A lightweight charmer, ABC’s “That Was Then” takes most of its cues from “Back to the Future” while hitting some clever notes of its own. One of the fall season’s two time-travel series, along with the WB’s “Do Over,” show is poignant and smart, and its cast is a pleasant lot that mixes unknowns with vet thesps Bess Armstrong and Jeffrey Tambor. The upside is strong — it’s sweet and sentimental — but the downside is a fate similar to critical faves “Freaks and Geeks” and “My So-Called Life,” two skeins that won raves but no ratings.
Travis Glass (James Bulliard) is a 29-year-old door salesman, lives at home with mom Mickey (Armstrong) and pines nonstop for Claudia (Kiele Sanchez), the high school girl of his dreams who is married to older brother Gregg (Brad Raider).
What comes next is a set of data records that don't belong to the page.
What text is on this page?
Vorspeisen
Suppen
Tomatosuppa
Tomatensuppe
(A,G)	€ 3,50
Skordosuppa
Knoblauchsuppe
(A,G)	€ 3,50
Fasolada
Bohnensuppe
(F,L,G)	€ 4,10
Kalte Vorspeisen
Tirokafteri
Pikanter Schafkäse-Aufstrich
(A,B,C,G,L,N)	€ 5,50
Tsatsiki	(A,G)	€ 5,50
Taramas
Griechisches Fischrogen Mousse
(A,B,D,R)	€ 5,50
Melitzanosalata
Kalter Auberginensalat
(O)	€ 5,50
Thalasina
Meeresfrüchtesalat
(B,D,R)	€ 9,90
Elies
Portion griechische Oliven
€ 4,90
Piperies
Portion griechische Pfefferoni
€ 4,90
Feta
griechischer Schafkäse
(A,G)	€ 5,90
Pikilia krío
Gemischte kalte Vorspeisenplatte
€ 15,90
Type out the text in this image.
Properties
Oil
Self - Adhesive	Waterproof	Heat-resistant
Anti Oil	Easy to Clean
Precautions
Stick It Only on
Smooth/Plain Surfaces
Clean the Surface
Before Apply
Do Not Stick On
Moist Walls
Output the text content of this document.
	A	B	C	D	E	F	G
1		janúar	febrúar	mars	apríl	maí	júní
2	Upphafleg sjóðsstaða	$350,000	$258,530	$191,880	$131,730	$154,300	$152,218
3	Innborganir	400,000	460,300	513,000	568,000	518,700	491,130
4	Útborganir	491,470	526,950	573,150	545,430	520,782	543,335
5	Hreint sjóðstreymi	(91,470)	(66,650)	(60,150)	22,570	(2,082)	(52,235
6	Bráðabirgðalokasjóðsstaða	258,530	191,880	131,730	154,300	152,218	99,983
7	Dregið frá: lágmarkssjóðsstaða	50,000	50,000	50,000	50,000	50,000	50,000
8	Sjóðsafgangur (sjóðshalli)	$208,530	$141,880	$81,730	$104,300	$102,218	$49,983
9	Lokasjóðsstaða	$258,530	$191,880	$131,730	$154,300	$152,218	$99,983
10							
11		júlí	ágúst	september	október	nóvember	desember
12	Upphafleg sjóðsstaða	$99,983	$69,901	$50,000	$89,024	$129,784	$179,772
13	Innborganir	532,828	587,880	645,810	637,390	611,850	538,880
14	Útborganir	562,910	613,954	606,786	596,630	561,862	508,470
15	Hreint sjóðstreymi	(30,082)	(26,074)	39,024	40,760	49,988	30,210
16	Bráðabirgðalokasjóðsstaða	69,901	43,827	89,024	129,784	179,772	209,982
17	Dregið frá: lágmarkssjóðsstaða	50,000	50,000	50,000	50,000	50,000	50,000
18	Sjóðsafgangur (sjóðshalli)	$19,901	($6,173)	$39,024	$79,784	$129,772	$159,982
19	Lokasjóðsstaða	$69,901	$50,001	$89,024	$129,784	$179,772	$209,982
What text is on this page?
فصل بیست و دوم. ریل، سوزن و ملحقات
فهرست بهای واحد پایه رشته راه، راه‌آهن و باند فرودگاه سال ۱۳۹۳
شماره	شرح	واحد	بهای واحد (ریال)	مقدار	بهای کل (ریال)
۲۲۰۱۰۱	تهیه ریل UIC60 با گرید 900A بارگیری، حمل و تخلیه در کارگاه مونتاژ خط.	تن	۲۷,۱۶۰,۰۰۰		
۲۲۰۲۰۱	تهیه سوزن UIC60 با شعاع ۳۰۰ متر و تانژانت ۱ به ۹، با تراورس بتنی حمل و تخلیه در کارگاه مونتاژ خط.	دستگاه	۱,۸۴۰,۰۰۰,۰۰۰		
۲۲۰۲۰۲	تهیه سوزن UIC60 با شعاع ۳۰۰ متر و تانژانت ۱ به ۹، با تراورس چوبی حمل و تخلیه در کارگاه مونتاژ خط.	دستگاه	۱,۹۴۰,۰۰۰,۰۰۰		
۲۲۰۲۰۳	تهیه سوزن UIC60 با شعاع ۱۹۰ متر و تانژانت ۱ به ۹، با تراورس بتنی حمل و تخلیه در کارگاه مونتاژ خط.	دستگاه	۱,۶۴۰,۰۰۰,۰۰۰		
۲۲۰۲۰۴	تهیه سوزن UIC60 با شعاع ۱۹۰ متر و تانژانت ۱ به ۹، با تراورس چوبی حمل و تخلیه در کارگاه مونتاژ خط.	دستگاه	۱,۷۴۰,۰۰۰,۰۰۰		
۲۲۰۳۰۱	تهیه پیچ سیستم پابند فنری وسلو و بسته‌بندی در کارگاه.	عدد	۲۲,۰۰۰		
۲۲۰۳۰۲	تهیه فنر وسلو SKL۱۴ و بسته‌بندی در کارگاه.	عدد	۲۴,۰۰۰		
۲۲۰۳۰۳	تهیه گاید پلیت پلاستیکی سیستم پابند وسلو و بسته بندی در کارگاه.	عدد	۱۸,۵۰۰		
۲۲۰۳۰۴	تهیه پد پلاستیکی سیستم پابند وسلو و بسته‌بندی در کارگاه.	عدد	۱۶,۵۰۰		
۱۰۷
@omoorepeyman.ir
Travis’ loser status apparently started after one humiliating week in 1988 — a week, he tells best friend Donnie (Tyler Lapine), that he aches to revisit.
Presto. While lying on his bed one night jamming to the Kinks’ “Do It Again,” a bolt of lightning sends Travis back, when his point-spread-loving dad (Tambor) was still alive, his English teacher was still hot and his potential was still bright.
Things don’t go as planned, of course — with this expedition, Travis almost wins Claudia’s heart, saves a friend from an oncoming train and discovers his mother’s affair. Just when it seems he’s on the right path, he’s transported back to 2002, where events have indeed changed … but not as he wanted: He’s married to the class busybody and running for public office, so he wants to go back yet again in order to set things straight.
Like Robert Zemeckis’ 1985 pic, “That Was Then” is fueled as much by its leading man as by its gimmick, which is, in the hands of director Alan Myerson and scribe Jeremy Miller, as fresh as ever. Most intriguing subplot involves the father-son relationship; since Tyler knows the outcome to every sporting event — here it’s the Los Angeles Dodgers-Oakland A’s battle — it’s a hoot to watch him persuade pop to bet one way or the other.
Biggest problem will be carrying over its one note from week to week; for all of its ambitious attempts to revert to present day at the end of every episode, the idea starts to wear thin, and the situations everyone is thrown into become goofier and more frenzied.
Perfs are the strong suit, with Canadian tyro Bulliard growing even more affable as the debut unfurls. He’s perfect as a person who may not have “scored” much in his teens but has become an introspective and mature person despite his current funk. Supporting cast is tops, with Lapine, who tries a little too hard to ape Jack Black, providing the hyperactivity. Armstrong and Tambor are credible and moving as parents who’ve fallen out of love; newcomer Sanchez has virtue and spunk; and Raider looks the part of a no-prospects couch potato.
Below-the-liners have nailed the look and feel. Vincent Jefferds’ production design and Scott Williams’ lensing capture an innocence that has since been replaced by a more sophisticated edge in most current programming. Musical selections are terrific — debut alone has, among other selections, George Michael (“Faith”) and Was Not Was (“Walk the Dinosaur”), an obvious choice since David and Don Was serve as music supervisors.